I’m not sure how to reconcile the two sets of numbers (maybe Mystery Pollster or the aptly named Sean Trende can help).  You’d think the contrasting results mean that voters who care about the issue are affected differently than voters who don’t care. That can’t be good news for the president, unless most of 11% who are favorably moved are previously undecided swing voters while the bulk of the 27% who are repelled were all voting against Obama anyway. Are such differentials possible? Maybe–if anti-Obama voters care much more about opposing immigration amnesties than pro-Obama voters care about supporting those policies. A sub issue: How do voters who would never vote for Obama answer the question? Do they say his immigration decision didn’t affect them (since their chance of supporting him was zero anyway)? Or do they say it made them “less likely” on the grounds that it reduced the infinitesimal chance that they’d support him even further, to half an infinitesimal chance? I assume the latter, but does anybody know?

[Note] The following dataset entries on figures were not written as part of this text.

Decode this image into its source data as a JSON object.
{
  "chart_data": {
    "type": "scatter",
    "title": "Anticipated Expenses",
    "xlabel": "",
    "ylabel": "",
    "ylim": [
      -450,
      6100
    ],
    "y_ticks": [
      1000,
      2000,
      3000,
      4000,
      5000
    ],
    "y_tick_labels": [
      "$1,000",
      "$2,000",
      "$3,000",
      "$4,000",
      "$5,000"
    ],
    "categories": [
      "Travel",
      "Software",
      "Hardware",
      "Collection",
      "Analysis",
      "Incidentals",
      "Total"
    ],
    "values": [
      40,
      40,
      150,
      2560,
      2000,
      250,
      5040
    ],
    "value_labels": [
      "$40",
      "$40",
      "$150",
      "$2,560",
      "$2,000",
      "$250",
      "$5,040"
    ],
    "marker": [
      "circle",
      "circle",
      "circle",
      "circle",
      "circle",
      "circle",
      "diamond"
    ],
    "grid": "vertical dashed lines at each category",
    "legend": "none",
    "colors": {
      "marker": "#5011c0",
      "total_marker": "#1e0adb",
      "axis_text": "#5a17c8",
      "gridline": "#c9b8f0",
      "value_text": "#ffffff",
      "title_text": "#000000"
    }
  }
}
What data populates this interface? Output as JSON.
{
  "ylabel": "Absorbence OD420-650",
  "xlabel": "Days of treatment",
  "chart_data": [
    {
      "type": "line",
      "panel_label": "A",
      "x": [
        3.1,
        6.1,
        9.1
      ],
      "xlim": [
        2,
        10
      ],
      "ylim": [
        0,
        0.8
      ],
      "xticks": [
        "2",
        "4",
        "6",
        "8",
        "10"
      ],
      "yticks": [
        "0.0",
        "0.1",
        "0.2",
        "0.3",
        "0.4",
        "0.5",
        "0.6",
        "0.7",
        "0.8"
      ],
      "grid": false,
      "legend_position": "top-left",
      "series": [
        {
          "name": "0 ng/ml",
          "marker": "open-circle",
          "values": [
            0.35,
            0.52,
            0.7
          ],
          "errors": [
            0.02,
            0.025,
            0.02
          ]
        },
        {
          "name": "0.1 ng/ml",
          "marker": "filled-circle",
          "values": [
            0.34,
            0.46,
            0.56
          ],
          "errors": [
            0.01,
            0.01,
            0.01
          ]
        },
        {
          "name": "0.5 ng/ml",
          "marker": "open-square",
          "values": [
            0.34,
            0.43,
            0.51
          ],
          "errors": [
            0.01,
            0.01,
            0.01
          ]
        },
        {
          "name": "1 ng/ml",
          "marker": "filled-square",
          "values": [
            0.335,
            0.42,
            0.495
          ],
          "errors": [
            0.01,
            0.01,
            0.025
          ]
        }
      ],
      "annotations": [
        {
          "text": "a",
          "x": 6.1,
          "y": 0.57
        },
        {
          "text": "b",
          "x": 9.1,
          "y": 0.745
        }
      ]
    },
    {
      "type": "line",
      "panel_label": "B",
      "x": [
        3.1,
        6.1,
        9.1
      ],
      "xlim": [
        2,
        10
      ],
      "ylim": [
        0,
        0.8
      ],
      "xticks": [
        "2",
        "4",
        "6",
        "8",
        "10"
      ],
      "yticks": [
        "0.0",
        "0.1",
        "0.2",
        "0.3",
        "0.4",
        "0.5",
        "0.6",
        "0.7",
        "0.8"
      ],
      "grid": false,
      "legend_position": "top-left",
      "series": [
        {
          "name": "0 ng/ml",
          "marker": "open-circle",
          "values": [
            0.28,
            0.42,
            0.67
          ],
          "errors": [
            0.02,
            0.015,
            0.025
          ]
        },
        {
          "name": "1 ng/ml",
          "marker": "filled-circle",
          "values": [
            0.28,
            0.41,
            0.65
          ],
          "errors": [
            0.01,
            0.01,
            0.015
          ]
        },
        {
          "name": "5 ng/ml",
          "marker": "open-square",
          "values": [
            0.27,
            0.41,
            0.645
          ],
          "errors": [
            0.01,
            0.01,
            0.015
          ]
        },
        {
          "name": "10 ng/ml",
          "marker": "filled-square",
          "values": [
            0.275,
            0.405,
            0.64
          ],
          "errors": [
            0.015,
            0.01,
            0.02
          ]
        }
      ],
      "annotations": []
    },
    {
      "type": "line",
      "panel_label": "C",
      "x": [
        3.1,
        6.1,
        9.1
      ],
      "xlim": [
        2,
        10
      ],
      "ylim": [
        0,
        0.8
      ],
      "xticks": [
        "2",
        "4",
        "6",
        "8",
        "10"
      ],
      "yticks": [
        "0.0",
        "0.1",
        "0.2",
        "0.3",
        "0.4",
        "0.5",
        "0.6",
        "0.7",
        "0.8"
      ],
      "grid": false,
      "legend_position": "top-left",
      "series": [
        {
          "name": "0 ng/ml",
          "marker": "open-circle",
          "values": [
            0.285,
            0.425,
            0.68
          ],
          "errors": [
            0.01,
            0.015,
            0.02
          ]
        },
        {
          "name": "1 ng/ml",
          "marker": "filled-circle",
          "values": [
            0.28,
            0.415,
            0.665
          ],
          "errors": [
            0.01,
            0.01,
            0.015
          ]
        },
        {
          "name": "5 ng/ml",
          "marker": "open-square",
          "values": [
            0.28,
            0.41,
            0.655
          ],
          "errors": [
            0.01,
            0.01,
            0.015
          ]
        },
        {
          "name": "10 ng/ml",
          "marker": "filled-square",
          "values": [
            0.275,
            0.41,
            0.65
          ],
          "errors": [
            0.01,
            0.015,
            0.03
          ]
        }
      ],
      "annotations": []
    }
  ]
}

A simpler question is why the Quinnipac people don’t even mention the more likely/less likely question (or the discordant answer) in their otherwise detailed write-up of the poll. If the question means anything, it complicates the “good news for Obama” story. If it doesn’t mean anything, why did they ask it? … Sneaking suspicion: They included it in the 12 questions asked because they were fishing for an answer they didn’t get. …

Update: The crosstabs (available at the bottom of the Quinnipiac write-up) offer support for both the pro-Obama and anti-Obama readings. Yes, GOPs tend to care more about this issue–in Ohio, fully 49% of Republicans said they were now less likely to vote for Obama, while only 20% of Dems said “more likely.” On the other hand, among independents (a category that presumably includes lots of swing voters) “less likely” beat “more likely” by 26% to 10%. In Pennsylvania, it was even more lopsided–32% to 10% in favor of “less likely” among independents. On balance, it’s hard to see that as a political winner for Obama. …

Journalism! Asked for comment Doug Schwartz, director of the Quinnipiac poll, responded:

We frequently ask this question about different issues.  Generally, if more than 50 percent say it won’t make a difference that is good reason not to include the result  in the press release.

Except when the issue is gay marriage, not immigration.  Then the result goes in the press release. And the headline: (“Romney Trails Obama By 5 Points In Virginia, Quinnipiac University Poll Finds; Gay Marriage Has Little Impact On Presidential Race.”)  … Sorry. I googled. It won’t happen again.